AW: Weaves can serve many purposes: (1) to add hair where there are fine thin areas, (2) to add hair where breakage or alopecia has occurred, (3) to give yourself that texture of hair you always wanted or just to add length.Weaves should be tightened or replaced every two to three months.
JW: Times are tough. Do you have any tips on how to get a great look without spending a fortune?
AW: Stretch your salon visits an extra week. If you normally have your hair cut every four weeks, this can save you from paying for 16 cuts a year to 14.
JW: Solange Knowles made headlines when she decided to go natural. What’s your advice for women who want to embrace their own hair?
AW: If you want to embrace you natural texture, you should accept that your styling choices are limited to what you texture can do, and that is different for everyone.
JW: What are the hair products or tools every woman should have in their bathroom?

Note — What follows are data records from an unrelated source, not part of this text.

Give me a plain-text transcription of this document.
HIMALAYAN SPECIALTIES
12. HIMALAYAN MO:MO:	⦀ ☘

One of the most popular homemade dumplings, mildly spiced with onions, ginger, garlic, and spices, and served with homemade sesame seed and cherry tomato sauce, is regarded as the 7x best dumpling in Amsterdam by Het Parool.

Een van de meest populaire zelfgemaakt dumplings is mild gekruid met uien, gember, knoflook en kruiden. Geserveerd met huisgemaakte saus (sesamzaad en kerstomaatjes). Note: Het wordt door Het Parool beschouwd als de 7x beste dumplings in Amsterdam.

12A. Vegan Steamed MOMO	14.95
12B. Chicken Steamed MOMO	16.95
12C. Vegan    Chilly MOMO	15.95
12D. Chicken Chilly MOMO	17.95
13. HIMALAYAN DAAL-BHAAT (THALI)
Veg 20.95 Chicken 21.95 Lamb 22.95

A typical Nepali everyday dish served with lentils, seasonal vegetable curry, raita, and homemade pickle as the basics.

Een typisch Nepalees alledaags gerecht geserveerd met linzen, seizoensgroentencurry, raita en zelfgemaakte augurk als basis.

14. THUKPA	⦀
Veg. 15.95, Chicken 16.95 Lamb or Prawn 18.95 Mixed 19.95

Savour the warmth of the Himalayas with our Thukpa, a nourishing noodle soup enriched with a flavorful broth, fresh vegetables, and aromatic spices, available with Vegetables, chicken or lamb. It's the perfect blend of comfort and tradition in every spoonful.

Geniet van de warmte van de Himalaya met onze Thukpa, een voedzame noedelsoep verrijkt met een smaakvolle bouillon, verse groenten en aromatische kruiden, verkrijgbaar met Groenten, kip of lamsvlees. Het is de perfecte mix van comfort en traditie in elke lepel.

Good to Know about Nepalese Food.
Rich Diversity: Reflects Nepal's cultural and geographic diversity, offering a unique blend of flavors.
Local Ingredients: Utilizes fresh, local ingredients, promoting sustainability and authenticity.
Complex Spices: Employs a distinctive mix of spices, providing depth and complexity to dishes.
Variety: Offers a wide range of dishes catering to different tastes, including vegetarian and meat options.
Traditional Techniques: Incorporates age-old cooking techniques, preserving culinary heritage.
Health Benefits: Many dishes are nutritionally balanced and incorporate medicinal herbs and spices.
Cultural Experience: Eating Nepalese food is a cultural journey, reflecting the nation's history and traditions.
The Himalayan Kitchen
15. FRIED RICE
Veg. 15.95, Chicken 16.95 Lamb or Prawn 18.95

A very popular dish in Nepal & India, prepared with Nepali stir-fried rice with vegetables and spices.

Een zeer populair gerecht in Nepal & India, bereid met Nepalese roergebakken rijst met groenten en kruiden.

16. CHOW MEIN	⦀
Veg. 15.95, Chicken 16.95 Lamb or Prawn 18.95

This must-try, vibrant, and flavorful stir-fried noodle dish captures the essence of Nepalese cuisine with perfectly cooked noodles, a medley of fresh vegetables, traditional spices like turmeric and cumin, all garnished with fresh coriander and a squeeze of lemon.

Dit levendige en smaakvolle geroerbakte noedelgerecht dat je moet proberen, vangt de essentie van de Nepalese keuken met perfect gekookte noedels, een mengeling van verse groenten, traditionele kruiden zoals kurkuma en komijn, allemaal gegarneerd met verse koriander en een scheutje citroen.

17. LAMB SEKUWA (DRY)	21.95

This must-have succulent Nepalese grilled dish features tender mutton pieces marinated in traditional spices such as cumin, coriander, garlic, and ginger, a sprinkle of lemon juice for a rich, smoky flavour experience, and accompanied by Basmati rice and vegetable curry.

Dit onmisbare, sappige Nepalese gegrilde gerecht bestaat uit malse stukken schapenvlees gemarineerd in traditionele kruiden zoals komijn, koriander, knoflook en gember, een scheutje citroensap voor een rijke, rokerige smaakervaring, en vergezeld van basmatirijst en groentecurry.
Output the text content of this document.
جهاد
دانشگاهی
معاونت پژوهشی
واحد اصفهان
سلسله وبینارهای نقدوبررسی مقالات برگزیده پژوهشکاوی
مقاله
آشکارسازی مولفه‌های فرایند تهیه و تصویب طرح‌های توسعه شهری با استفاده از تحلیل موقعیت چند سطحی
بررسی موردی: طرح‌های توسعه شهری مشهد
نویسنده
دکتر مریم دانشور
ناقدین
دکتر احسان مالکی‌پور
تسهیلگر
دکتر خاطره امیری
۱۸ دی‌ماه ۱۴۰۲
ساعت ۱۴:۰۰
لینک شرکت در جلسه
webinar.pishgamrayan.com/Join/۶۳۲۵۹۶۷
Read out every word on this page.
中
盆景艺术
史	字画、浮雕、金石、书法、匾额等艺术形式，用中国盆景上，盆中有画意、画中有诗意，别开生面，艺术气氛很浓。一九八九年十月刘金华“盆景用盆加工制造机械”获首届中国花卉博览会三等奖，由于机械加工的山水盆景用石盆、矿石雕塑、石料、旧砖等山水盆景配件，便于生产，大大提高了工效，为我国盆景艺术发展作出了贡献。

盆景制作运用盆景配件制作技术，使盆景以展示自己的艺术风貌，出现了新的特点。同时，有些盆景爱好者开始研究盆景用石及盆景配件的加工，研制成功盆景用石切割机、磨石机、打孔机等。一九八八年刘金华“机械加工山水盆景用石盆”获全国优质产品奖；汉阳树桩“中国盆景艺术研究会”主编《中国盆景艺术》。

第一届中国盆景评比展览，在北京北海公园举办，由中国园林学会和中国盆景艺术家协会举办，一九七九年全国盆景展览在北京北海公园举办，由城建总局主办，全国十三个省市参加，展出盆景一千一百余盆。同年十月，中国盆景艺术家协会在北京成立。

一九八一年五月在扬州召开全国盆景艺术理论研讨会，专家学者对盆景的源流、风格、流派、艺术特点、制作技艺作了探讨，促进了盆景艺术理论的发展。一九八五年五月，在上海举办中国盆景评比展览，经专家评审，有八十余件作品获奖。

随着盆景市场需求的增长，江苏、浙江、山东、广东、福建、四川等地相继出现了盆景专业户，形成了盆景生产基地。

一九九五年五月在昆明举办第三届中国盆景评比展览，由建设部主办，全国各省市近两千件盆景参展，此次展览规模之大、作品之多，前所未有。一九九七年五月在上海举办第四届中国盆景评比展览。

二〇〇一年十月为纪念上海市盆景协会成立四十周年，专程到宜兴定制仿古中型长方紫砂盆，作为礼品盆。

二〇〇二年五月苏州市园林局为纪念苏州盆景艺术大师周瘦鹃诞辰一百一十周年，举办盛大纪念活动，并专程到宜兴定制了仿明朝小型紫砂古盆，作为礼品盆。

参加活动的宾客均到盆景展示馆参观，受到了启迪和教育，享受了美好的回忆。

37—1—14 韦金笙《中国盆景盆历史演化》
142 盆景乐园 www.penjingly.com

AW: You should have the very best shampoo and conditioner you can afford. One or two styling products such as holding spray, shine, wax or pomade. A natural bristle brush to use at least once a day. Brushing is very good way to distribute natural oils and also to brush away day-old sprays and everyday dirt. And, of course, a dryer and maybe a curling iron.
JW: What are your favorite products?
AW: I love Frédéric Fekkai and Neil George products. I’m working on a line of my own that will be available soon.
JW: What do you think a woman’s hair should say about her?
AW: It’s an obvious example of how she cares for herself. It can also make a statement about her personality (i.e., conservative, artistic, simple or flamboyant).